Among the supporting characters are Nakia (Lupita Nyong’o), T’Challa’s former lover and a member of the Dora Milaje; Ramonda (Angela Bassett) as T’Challa’s mother; a female general (Danai Gurira) acting as the king’s bodyguard; his baby sister (Letitia Wright) who provides gadgets à la James Bond’s Q; and Zuri (Forest Whitaker) who comes across as an African version of Obi-Wan Kenobi.
Also, legendary creator Stan Lee makes his traditional cameo appearance. Fanboys can easily spot Stan against the largely black cast.
While anchored in MCU continuity, much of the film’s gravitas comes from the never-before-explored-onscreen fictional country of Wakanda. A militaristic monarchy that somehow comes off as being fair and democratic, Wakanda has never been conquered or known the ravages of colonialism. Far from being “a third-world country,” it is replete with techno-wizardry and an economy based on a secret sound-absorbing element called vibranium. Thatch-covered skyscrapers rise against the jungle backdrop.
Yet the film’s themes attempt to reflect the cultures of Africa. While most Wakandans seem to speak English, the country’s official language is based on Xhosa, a Nguni Bantu tongue with click consonants.
Screenwriter Joe Robert Cole noted that all the countries in Africa have “different histories, mythologies and cultures so what we tried to do was hone in on some of the history, some of the cultural influences and then extrapolate out in our technology ... we wanted to root it in reality first and then build out from there.”
Black Panther manages to ignore racial divides, appearing as a role model to black youth while proving acceptable as a superhero to families of all ethnicities.
A few years back Black Panther ranked No. 51 on IGN’s list of the “Top 100 Comic Books Heroes.” It will be interesting to see if the character moves up the popularity scale following this blockbuster movie.
Peter Rabbit returns as modern 3D animation
My mom used to read me stories by Beatrix Potter about Peter Rabbit.
The stories had been around awhile. The first edition of “The Tale of Peter Rabbit” appeared in 1902. The publisher referred to it as “the bunny book.” These tales about a mischievous and disobedient young rabbit became an immediate success. To date, more than 45 million copies have been sold.
Potter refused to give the rights to Disney, but nevertheless the story was loosely adapted into a Merry Melodies short.
In 1971, Peter Rabbit appeared as a character in a ballet film. In 1991, HBO aired an animated version narrated by Carol Burnett. The next year, a BBC animation was released. And in 2012 Nickelodeon premiered an interesting CGI-animated version.
However, as we all know, any classic children’s story demands retelling over and over again.
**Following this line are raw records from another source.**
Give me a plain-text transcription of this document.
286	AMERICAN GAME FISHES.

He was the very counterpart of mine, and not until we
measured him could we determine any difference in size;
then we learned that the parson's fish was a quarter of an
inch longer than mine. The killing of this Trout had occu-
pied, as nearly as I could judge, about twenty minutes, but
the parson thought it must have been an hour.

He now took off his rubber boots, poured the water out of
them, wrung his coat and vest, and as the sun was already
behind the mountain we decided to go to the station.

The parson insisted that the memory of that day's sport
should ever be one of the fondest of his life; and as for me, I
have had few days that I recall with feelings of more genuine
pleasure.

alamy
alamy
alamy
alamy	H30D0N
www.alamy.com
So now we have a 3D live-action/CGI-animated comedy adventure film simply titled “Peter Rabbit.”
Late-night comic James Corden provides the voice of Peter. Domhnall Gleeson plays Thomas McGregor, the farmer who pits himself against the troublesome bunny. And Rose Byrne appears as the kindly animal lover next door, adored by both.
The cast is impressive: Peter’s sisters are voiced by Daisy Ridley, Margot Robbie and Elizabeth Debicki. Rachel Ward and Bryon Brown pop up as Peter’s mom and dad. And Sam Neil is trotted out as Thomas McGregor’s uncle.
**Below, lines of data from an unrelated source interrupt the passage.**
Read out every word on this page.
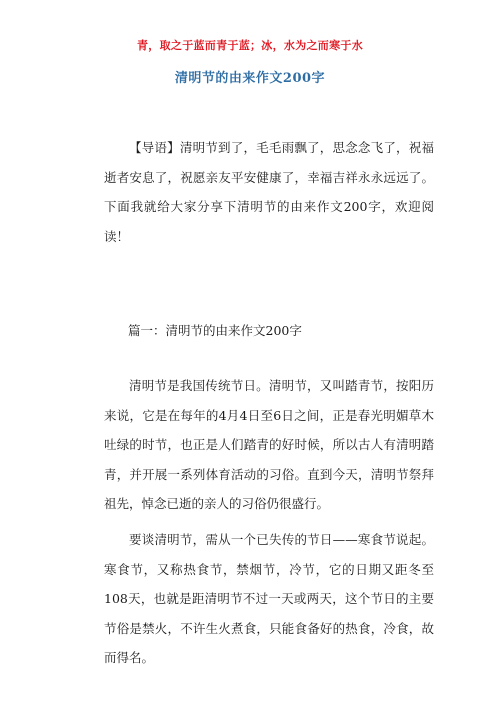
青，取之于蓝而青于蓝；冰，水为之而寒于水
清明节的由来作文200字

【导语】清明节到了，毛毛雨飘了，思念念飞了，祝福逝者安息了，祝愿亲友平安健康了，幸福吉祥永永远远了。下面我就给大家分享下清明节的由来作文200字，欢迎阅读！

篇一：清明节的由来作文200字

清明节是我国传统节日。清明节，又叫踏青节，按阳历来说，它是在每年的4月4日至6日之间，正是春光明媚草木吐绿的时节，也正是人们踏青的好时候，所以古人有清明踏青，并开展一系列体育活动的习俗。直到今天，清明节祭拜祖先，悼念已逝的亲人的习俗仍很盛行。

要谈清明节，需从一个已失传的节日——寒食节说起。寒食节，又称热食节，禁烟节，冷节，它的日期又距冬至108天，也就是距清明节不过一天或两天，这个节日的主要节俗是禁火，不许生火煮食，只能食备好的热食，冷食，故而得名。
The story is familiar enough, but children won’t care: “Peter Rabbit’s feud with the McGregor family reaches new heights as he and Thomas McGregor compete for the affections of a kind animal lover who lives next door.”
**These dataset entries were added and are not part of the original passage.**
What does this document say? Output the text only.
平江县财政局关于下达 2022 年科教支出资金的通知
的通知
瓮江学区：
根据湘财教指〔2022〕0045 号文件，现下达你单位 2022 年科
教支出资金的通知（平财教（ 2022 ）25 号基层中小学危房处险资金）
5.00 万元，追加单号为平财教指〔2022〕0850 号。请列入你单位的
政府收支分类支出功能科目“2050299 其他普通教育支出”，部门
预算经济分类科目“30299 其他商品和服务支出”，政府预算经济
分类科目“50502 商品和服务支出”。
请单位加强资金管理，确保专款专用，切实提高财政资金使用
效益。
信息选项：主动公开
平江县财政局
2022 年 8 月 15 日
Hints of this new film version appeared in the Sony Pictures emails hacked by North Korea. The first trailer for the film met a negative reaction, with Metro commenting: “You can just about hear the sound of Beatrix Potter, turning furiously in her grave.”
Rotten Tomatoes clarified: “Peter Rabbit updates Beatrix Potter’s classic characters with colorfully agreeable results that should entertain younger viewers while admittedly risking the wrath of purists.”
True enough. The 3D-modeled rabbits are sharp depictions that match the live-action performers. Kids will love them. But I still miss the gentle color illustrations by Beatrix Potter of that bad-boy bunny in his blue jacket feasting on Mr. McGregor’s vegetables.